Why Africa needs coordinated governance to stunt Coronavirus spread
…confirmed cases in continent rise above 5,000 with 157 deaths – WHO
Africa will require more than having young majority population and harsh climatic conditions to stunt the spread of the deadly coronavirus currently destabilising normalcy across the world. Governments across the continent especially need to harness sound coordination of efforts at pushing the pandemic to a standstill, The Mo Ibrahim Foundation has urged in a new report calling for improved health structures and better data to win the crisis.
There is an urgent need to act on the lessons learned from the Ebola outbreak of 2015 and address the specific weaknesses of Africa’s health structures including unhindered citizens, says the report entitled ‘Covid-19 in Africa: A Call for Coordinated Governance, Improved Health Structures and Better Data’.

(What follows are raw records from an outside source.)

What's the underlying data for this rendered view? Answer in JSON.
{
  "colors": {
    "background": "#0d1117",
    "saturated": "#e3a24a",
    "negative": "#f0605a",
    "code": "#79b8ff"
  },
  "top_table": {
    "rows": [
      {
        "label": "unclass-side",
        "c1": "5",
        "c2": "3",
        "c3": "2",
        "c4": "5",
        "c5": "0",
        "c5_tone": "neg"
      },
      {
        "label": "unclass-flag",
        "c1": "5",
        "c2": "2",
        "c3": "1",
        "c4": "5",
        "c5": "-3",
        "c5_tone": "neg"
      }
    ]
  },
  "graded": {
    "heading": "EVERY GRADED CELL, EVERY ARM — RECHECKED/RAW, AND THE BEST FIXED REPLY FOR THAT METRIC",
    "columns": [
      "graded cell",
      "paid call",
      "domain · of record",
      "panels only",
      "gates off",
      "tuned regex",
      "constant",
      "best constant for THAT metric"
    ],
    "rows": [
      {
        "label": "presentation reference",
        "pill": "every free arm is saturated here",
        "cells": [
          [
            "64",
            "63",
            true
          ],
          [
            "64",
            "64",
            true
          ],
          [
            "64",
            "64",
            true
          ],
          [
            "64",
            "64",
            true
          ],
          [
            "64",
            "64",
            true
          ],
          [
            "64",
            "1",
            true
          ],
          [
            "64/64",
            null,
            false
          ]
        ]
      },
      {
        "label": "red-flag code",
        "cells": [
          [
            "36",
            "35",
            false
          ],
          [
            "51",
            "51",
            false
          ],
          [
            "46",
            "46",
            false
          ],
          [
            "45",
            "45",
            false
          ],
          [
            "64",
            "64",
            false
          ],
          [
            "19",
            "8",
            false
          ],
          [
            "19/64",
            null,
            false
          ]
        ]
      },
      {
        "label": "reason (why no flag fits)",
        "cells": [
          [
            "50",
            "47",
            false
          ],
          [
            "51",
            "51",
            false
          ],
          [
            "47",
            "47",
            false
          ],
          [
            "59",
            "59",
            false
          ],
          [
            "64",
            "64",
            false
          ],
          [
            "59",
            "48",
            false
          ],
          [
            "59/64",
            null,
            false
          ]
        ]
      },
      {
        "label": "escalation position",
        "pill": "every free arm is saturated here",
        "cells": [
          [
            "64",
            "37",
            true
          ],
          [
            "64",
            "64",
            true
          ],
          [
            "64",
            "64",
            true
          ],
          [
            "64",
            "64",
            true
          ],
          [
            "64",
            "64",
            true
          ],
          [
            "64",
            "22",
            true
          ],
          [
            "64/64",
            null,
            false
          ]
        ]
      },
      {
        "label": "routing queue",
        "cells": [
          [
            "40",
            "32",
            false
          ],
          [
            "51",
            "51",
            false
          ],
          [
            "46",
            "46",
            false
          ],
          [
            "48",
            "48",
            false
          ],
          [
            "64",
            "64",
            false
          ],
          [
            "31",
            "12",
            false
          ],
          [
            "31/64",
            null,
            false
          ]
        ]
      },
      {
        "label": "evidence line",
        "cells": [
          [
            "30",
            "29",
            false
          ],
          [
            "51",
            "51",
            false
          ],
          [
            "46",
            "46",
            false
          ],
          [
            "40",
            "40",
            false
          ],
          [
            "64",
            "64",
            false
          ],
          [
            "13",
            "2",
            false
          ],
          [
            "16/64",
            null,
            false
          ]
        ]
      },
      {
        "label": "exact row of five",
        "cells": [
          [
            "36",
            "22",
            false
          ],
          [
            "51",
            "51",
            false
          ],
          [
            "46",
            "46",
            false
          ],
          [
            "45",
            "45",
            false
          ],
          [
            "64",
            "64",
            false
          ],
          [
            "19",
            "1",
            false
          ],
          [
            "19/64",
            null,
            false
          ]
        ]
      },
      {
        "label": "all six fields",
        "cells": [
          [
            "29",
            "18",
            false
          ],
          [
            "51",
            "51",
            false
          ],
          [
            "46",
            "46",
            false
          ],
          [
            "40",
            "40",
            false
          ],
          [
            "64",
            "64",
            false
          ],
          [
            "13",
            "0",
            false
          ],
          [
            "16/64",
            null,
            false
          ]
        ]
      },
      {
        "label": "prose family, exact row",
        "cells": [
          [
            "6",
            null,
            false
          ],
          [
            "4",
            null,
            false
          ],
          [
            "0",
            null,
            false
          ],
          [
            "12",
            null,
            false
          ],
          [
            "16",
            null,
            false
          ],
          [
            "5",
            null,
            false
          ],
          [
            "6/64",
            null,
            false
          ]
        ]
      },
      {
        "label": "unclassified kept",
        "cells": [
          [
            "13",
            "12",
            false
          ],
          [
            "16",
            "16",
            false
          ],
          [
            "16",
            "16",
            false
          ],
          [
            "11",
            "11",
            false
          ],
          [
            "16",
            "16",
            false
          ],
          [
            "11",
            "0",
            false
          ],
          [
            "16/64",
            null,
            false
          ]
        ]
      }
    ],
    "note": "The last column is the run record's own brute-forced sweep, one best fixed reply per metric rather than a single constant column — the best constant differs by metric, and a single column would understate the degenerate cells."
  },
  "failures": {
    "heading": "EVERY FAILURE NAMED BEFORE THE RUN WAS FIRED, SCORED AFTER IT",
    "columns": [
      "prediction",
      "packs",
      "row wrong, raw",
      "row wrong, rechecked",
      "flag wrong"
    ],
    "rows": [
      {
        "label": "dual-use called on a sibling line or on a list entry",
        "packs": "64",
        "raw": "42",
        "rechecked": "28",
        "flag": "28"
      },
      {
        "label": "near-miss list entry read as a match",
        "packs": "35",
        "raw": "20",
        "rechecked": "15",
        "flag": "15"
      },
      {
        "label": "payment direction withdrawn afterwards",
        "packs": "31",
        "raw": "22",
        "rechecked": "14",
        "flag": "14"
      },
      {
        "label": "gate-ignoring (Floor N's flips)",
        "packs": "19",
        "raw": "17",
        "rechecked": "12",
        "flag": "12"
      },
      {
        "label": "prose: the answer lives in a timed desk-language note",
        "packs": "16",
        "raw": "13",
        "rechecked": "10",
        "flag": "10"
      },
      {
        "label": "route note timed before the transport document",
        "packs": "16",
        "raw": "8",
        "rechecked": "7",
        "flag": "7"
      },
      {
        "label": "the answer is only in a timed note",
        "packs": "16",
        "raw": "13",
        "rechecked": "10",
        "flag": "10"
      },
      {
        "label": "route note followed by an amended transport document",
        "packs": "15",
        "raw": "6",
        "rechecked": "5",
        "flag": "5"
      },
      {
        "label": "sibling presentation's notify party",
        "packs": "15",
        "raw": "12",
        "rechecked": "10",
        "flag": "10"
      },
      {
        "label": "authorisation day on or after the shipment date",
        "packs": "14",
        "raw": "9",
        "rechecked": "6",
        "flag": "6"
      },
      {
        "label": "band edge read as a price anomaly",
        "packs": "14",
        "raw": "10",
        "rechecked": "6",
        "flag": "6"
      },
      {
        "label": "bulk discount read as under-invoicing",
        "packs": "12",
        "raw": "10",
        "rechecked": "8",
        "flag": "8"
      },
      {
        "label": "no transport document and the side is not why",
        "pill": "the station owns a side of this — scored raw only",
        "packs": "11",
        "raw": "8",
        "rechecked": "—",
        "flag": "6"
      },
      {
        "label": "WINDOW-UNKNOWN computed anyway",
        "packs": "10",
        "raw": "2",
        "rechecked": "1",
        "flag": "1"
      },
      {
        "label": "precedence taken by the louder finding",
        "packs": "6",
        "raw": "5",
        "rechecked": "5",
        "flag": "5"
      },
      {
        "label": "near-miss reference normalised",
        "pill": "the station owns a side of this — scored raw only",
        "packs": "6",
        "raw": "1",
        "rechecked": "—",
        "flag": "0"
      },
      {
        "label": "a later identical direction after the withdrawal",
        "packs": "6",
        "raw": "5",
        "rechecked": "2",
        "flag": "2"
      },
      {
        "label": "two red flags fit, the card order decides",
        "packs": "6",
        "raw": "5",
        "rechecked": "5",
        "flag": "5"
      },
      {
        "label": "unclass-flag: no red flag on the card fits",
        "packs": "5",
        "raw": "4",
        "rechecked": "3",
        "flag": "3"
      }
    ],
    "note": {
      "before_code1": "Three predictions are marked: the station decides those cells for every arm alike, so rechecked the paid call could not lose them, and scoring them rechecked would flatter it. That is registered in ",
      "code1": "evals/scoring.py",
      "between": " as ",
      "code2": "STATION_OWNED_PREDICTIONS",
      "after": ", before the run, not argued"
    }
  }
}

This is coming as the World Health Organisation, African Region (WHOAFRO) said on Tuesday afternoon that over 5,000 cases of coronavirus have been confirmed in Africa with 157 deaths, with South Africa, Algeria and Burkina Faso most affected by the outbreak in the region.
South Africa has 1,326 confirmed cases with three deaths, making it the country with the highest number of cases, while Egypt has a total of 40 deaths making it the highest, WHOAFRO said via an update through its official Twitter account.
Only 10 African countries provide free and universal health care to their citizens. Health care in 22 countries is neither free nor universal, stirring inevitable need for governments to make swift improvements.
Although 43 African countries have capacity to test for COVID-19, according to Africa Centres for Disease Control and Prevention (Africa CDC), The Mo Ibrahim Foundation laments that they are less prepared for the effective point of entry screening and monitoring of travellers and treatment of cases.
Data coverage on health facilities and health outcomes in Africa is low. Only eight African countries have complete birth registration systems, impacting the timely production of data, crucial during health emergencies. Quality statistics and the funding and autonomy of national statistics offices are essential for all stages of evidence-based decision-making and policy formulation.
“Efforts to strengthen and enhance preparedness could help to save lives. With the general weakness of health structures, from human resources to equipment and supply chains, working together is critical now more than ever,” the report says.
“Many National Public Health Institutes (NPHIs) have been created after health systems failed to respond to crises due to fragmented and insufficient responses. Finding ways to collaborate and work together to fight this challenge, protect lives and improve health capabilities is critical,” it says.
According to the 24-page analysis, Africa has shown increasing improvement in Public Health Campaigns – +0.6 since 2008 according to the IIAG – with 20 countries seeing an improvement in score. But 15 countries have also registered a decline, necessitating national information and awareness-raising campaigns to tackle misinformation and fake news.
Infrastructure weakness can prevent personnel from reaching affected areas at the required speed, while communications infrastructure is similarly important as it allows for reporting and diagnosis, the report says, adding that any action to strengthen services in these areas would be beneficial.
In terms of the wider impact of COVID-19, on the economy and beyond, the pandemic will hit economic growth from an expected 3.2 percent down to 1.8 percent, according to UNECA. If not addressed in a collective and organised way, this could reverse the positive growth of the past decade and impact areas where Africa has steadily progressed, whether the fight against malaria or against poverty. Moreover, this could spill over beyond the economy and put to test the institutional fragility of some countries, fuelling further conflicts and instability.